- Nov 22, 2021
- 92
- 149
To my understanding memory generally follows zipf's law, which is to say that as there are more things to remember about something increasingly one's mind can only remember the most prominent aspects, such that we remember far less about things than we think we do (albeit we have to be careful since the impression that we remember things can sometimes trick us into thinking we remember what we do not). This is something valuable to understand because it can then be exploited for personal pleasure: indeed, in a work as long as Lessons in Love, I imagine many could read it start to finish over and over in an infinite cycle of remembering and forgetting details. I once tested this by watching a 6 hour lecture every single day for a month straight, and while at the start I expected to remember everything about the video, in truth every single watch revealed something new to me.
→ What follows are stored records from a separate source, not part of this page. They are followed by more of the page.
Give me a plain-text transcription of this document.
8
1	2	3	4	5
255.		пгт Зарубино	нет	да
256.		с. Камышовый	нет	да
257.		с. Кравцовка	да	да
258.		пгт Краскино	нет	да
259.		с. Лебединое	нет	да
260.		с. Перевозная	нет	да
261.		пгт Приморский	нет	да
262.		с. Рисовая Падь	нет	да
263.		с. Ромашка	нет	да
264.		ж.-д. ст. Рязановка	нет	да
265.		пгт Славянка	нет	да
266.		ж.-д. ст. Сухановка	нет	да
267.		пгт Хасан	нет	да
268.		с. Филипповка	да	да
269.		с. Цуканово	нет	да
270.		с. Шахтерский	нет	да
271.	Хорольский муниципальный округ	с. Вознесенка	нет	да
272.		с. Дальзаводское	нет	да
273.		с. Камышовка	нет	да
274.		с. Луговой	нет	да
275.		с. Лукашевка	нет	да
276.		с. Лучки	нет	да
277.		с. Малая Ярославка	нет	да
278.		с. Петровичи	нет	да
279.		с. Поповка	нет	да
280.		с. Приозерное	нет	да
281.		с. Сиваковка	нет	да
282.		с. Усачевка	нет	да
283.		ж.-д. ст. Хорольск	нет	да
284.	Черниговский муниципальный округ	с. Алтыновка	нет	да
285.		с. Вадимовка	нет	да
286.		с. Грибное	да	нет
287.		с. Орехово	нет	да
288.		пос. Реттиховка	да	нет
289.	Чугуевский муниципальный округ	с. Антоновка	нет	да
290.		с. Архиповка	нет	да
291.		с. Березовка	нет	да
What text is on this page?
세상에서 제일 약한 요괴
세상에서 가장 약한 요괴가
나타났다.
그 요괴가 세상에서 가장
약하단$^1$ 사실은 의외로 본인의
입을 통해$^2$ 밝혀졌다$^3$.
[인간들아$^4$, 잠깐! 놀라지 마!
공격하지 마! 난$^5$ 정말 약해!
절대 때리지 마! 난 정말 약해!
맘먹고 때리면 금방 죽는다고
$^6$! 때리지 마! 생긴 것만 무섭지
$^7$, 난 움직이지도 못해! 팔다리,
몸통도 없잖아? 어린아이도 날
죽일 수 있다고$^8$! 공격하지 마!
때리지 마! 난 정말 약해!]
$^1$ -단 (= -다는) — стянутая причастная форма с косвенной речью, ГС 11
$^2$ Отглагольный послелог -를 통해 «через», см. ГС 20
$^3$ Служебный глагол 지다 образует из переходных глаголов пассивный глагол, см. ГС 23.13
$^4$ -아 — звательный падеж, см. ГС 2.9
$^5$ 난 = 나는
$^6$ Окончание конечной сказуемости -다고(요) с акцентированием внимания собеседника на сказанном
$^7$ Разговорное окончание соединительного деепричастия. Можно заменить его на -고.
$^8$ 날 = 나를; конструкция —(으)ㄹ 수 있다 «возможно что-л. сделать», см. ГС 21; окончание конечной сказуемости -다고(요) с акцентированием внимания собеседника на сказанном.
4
Most damning of all was the realization that "micro-distractions" robbed me of significance comprehension: like if you sneeze while reading a line and then click to next line despite, in reality, having not fully parsed the line you just read, or maybe you get a phone call while reading and in that one moment of distraction you advance the text, etc... Over the course of a long work there will be countless micro-distractions which contribute to not only not "remembering" aspects of a work, but having never KNOWN these parts of the work to begin with. This is all to say that there is less need to wipe one's memory than many often assume, and we can exploit the rotten wires of our brains with glee to begin a so-called Hedonism Loop where we repeated our favorite activities over and over and over without ever engaging in anything new if we so desire. It's only when the value of a work is highly concentrated in the "most prominent aspects" that memory-wiping would be truly necessary, e.g. a mystery not worth a damn outside its answer, or a thriller where shoddy craftsmanship is disguised with the anticipation of who dies next.